Thanks to compilers, I have never considered "data alignment" in practical programming. But as we all know, no all-round knowledge can be acquired merely by relying on hearsay.
Inspired by Data alignment: Straighten up and fly right, Data alignment for speed: myth or reality?, Aligned vs. unaligned memory access and many other blogs, I conduct two experiments to see "Does data alignment matter today?".
Simply put, "data alignment" refers to storing data at an address that is an integer multiple of its size (the real situation is not so simple, such as the alignment of struct type).
In computing, a word is the natural unit of data used by a particular processor design.

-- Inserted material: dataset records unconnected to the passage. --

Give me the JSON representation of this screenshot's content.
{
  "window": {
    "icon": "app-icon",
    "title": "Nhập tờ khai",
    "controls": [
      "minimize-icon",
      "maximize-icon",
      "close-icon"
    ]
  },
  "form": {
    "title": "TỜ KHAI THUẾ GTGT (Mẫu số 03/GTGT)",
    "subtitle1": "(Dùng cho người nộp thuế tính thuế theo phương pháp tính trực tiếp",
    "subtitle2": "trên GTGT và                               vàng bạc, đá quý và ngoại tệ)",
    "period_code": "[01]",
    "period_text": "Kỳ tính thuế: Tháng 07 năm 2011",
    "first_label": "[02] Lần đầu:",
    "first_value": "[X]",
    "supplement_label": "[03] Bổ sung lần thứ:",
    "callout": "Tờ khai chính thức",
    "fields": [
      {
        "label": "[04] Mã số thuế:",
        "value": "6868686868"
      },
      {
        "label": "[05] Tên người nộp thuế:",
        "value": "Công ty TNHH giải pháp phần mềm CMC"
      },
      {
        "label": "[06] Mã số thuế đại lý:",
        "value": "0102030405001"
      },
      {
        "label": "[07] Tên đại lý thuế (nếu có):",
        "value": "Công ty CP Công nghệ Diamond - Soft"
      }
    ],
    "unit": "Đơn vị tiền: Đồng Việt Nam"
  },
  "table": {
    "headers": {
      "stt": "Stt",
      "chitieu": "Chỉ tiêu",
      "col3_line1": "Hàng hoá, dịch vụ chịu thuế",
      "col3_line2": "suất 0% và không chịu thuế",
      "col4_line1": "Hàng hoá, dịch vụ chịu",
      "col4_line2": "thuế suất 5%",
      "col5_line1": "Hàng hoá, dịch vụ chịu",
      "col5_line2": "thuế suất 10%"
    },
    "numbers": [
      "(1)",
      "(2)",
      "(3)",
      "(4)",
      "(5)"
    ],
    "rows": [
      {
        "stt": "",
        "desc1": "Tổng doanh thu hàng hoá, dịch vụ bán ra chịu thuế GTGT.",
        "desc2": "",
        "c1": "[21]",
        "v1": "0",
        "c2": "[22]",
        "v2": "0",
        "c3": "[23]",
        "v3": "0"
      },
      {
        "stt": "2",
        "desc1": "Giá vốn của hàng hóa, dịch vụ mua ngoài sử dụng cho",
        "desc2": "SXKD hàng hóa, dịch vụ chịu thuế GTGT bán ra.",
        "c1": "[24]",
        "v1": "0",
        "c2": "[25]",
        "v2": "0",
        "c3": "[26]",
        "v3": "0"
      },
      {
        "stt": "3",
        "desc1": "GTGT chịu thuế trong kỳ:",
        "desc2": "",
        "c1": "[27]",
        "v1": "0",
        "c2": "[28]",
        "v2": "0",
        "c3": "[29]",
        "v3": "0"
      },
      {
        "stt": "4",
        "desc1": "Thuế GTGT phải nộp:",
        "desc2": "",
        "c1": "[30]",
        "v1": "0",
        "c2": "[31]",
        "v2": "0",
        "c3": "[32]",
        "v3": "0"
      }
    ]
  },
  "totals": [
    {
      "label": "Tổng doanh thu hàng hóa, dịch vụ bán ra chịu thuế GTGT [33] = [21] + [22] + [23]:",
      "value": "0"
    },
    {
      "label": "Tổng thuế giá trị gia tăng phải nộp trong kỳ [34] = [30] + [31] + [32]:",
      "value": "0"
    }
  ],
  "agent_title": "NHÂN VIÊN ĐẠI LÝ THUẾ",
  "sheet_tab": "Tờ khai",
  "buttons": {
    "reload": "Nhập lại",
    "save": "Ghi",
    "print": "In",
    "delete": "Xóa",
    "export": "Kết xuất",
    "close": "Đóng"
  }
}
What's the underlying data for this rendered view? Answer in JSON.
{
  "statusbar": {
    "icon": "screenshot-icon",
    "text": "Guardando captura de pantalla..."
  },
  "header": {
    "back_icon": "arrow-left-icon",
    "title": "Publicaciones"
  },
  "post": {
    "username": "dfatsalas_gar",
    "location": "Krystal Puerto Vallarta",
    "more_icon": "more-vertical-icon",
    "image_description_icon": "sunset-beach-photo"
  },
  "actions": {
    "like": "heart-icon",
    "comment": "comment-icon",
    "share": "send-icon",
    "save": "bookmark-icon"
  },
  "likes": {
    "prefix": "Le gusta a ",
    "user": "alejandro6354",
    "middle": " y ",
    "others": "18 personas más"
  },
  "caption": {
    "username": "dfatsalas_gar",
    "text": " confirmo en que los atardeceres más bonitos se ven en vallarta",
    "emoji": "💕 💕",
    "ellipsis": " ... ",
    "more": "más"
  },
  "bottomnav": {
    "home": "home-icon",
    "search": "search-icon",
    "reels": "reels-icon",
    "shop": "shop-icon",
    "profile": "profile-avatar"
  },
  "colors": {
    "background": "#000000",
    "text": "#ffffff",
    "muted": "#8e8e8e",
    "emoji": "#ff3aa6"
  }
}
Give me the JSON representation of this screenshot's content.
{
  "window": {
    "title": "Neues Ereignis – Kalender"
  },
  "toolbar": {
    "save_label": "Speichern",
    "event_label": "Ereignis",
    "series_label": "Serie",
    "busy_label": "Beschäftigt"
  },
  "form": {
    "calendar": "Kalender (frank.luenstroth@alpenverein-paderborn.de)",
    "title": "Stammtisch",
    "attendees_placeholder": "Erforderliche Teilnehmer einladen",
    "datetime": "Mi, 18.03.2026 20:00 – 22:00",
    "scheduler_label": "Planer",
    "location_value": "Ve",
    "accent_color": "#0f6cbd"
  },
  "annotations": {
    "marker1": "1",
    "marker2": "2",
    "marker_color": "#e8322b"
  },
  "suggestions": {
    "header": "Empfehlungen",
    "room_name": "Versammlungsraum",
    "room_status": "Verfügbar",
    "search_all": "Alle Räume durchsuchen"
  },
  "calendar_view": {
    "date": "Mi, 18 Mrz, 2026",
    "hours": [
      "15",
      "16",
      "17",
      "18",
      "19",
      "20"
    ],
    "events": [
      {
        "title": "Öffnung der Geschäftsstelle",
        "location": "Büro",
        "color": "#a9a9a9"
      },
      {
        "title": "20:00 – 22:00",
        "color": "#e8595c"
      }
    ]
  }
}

When the processor reads from the memory subsystem into a register or writes a register's value to memory, the amount of data transferred is often a word.[1] In most circumstances, the word size of a 32-bit CPU is 32 bits, and the word size of a 64-bit CPU will be 64 bits.
Accessing at a misaligned address often causes the CPU has to read mutiple words to fetch data we require. Please see Figure 1 and Figure 2 below. When we read an 8-byte data (may be a 64-bit integer, like long long
type in c++ or int64
type in go) at address 0, the CPU (assuming that the word size of this CPU is 8 bytes) only needs to read one word to obtain the data we need, but has to get an extra word when the 8-byte data is stored at address 4. Obviously, the CPU also has to shift out unwanted bytes and merge the left bytes of two words. Figure 3 and Figure 4 present the the scenarios of reading 4-byte data at the aligned and misaligned address.
- os: Windows 11
- CPU: Intel(R) Core(TM) i5-10600KF CPU @ 4.10GHz
- programing languages: go 1.18 and Python 3.8.11 (for visualizing experimental results)

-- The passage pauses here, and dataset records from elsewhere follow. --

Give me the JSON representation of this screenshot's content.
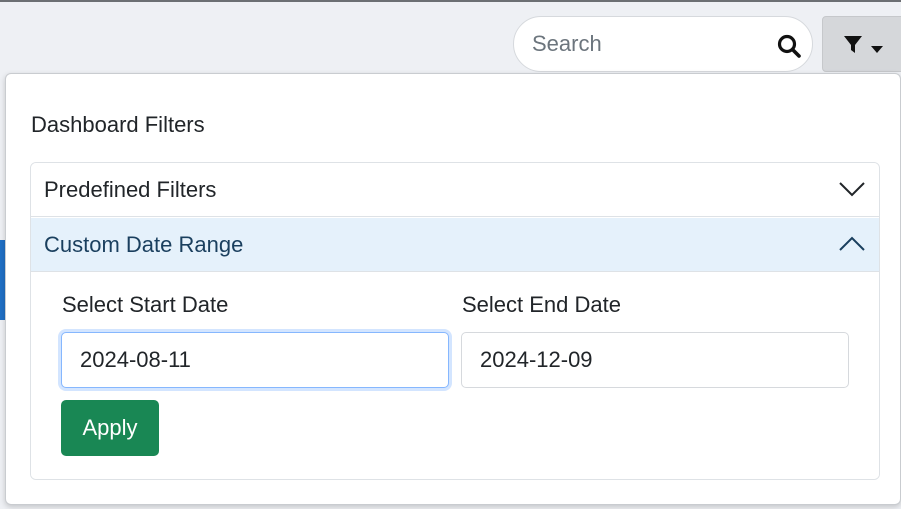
{
  "header": {
    "search": {
      "placeholder": "Search",
      "value": ""
    },
    "filter_button": {
      "icon": "filter-icon",
      "caret": "caret-down-icon"
    }
  },
  "dropdown": {
    "title": "Dashboard Filters",
    "sections": [
      {
        "label": "Predefined Filters",
        "expanded": false,
        "icon": "chevron-down-icon"
      },
      {
        "label": "Custom Date Range",
        "expanded": true,
        "icon": "chevron-up-icon"
      }
    ],
    "custom_range": {
      "start_label": "Select Start Date",
      "start_value": "2024-08-11",
      "end_label": "Select End Date",
      "end_value": "2024-12-09",
      "apply_label": "Apply"
    }
  },
  "colors": {
    "apply_button": "#198754",
    "expanded_header_bg": "#e5f1fb",
    "focus_border": "#86b7fe"
  }
}
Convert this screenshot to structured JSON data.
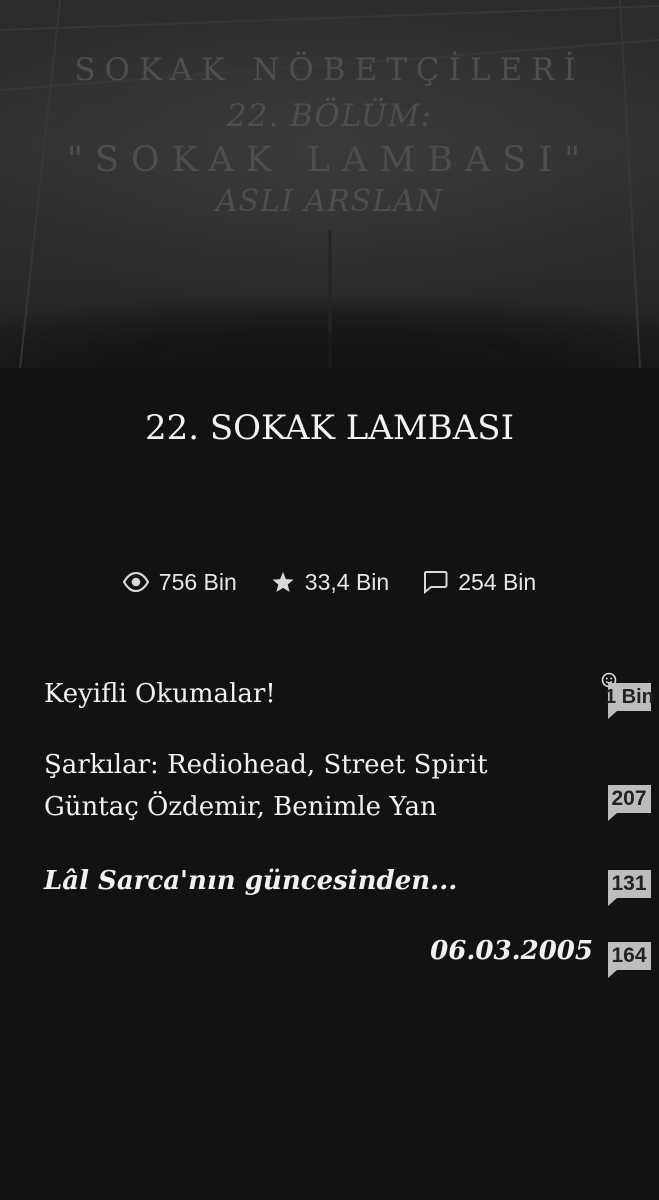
{
  "cover": {
    "lines": [
      "SOKAK NÖBETÇİLERİ",
      "22. BÖLÜM:",
      "\"SOKAK LAMBASI\"",
      "ASLI ARSLAN"
    ]
  },
  "chapter": {
    "title": "22. SOKAK LAMBASI"
  },
  "stats": {
    "reads": {
      "icon": "eye-icon",
      "value": "756 Bin"
    },
    "votes": {
      "icon": "star-icon",
      "value": "33,4 Bin"
    },
    "comments": {
      "icon": "comment-icon",
      "value": "254 Bin"
    }
  },
  "content": {
    "p1": "Keyifli Okumalar!",
    "p2_line1": "Şarkılar: Rediohead, Street Spirit",
    "p2_line2": "Güntaç Özdemir, Benimle Yan",
    "p3": "Lâl Sarca'nın güncesinden...",
    "p4": "06.03.2005"
  },
  "inline_comments": [
    {
      "count": "1 Bin"
    },
    {
      "count": "207"
    },
    {
      "count": "131"
    },
    {
      "count": "164"
    }
  ],
  "colors": {
    "background": "#121212",
    "text": "#ffffff",
    "badge": "#bdbdbd"
  }
}
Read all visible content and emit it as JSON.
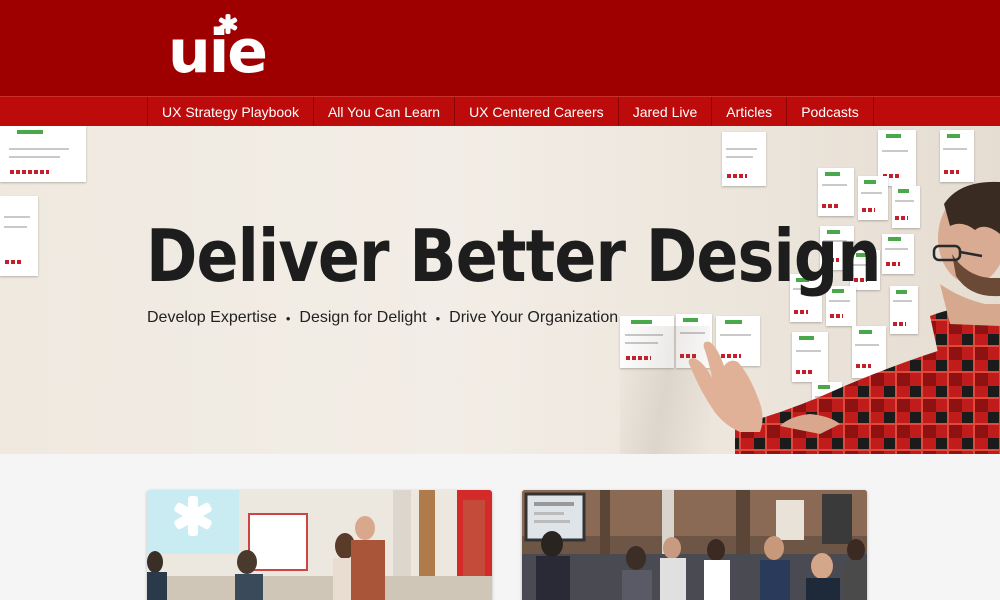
{
  "brand": {
    "logo_text": "uie",
    "colors": {
      "header": "#9e0000",
      "nav": "#bd0b0b",
      "accent_red": "#c41e2a"
    }
  },
  "nav": {
    "items": [
      {
        "label": "UX Strategy Playbook"
      },
      {
        "label": "All You Can Learn"
      },
      {
        "label": "UX Centered Careers"
      },
      {
        "label": "Jared Live"
      },
      {
        "label": "Articles"
      },
      {
        "label": "Podcasts"
      }
    ]
  },
  "hero": {
    "title": "Deliver Better Design",
    "subtitle": [
      "Develop Expertise",
      "Design for Delight",
      "Drive Your Organization"
    ],
    "separator": "•"
  },
  "cards": [
    {
      "image": "workshop-room-photo",
      "logo_icon": "uie-star-icon"
    },
    {
      "image": "conference-audience-photo"
    }
  ]
}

In a large enough buffer, read sizeof(T)
bytes at addr
, addr+256
, addr+256+256
respectively, and so on until a total of N
bytes data is read.
-
The first address
addr
is aligned to 0, 1, 2, 3, ... 255, and so are following addressesaddr+256
,addr+256+256
, etc. addr≡(addr+256)(mod 256). -
Type
T
refers toint8
,int16
,int32
andint64
. -
N
is set to 16M. -
Skip 256 bytes per read, which ensures the data we will read is not in cache yet. (My CPU is Intel core i5-10600KF whose cache line size is 64 Bytes). For more information, see How do cache lines work?.
Figure 5 shows an example of this experiment. Type T
is selected as int32
which occupies 4 bytes space in go. Firstly, the addr
is aligned to 2, that is to say "addr % 256 == 2". Fetching a int32
type of data at addr
(or addr+256
, etc), the CPU solely need to read one word. We denote the time it takes to read 16MB in this case as t1
. But when the addr
is aligned to 5, something bad happens. The CPU has to do more work because a data type of int32
crosses two words. The time it takes to read 16MB of data is denoted as t2
in this case. According to our analysis t2
should be greater than t1
, but is it really? Let's test our conjecture with experimental results.
Figure 6 depicts the trend of time taken by the program to read all 16MB of int32
data when addr
is aligned to 0 to 255. The vertical dashed lines marks the alignments which cause data of type int32
to cross two words. Figure 7 is a close-up of a part of Figure 6. This two figures clearly show that when addr
is aligned to the addresses marked by vertical dashed lines, the program takes more time to read all data than when addr
is aligned to other addresses.
It is also worth noting that when the alignment is 61, 62, 63 (nearby 64), 125, 126, 127 (nearby 128), 189, 190, 191 (nearby 192), 253, 254, 255 (nearby 256), the program takes the most time. The same phenomenon can be seen in the results of type int16
and int64
below. In short, a combination of data misalignment and the cpu cache mechanism causes this behavior. This blog explains this behavior well. Details will also be given at the end of this section.
As can be seen from Figure8 and Figure 9 which show the results of int16
, the program takes more time to read data when addr
satisfies "addr % 8 == 7", namely the data of type int16
at addr
will cross two words.
The aligments for int64
which are marked by vertical dashed lines in Figure 10 are what the cpu is willing to meet. Accessing the data of int64
type which is aligned with these alignments, CPU can work like Figure 1 in Problem definition section. The rest of the alignments will result in the scene presented in Figure 2.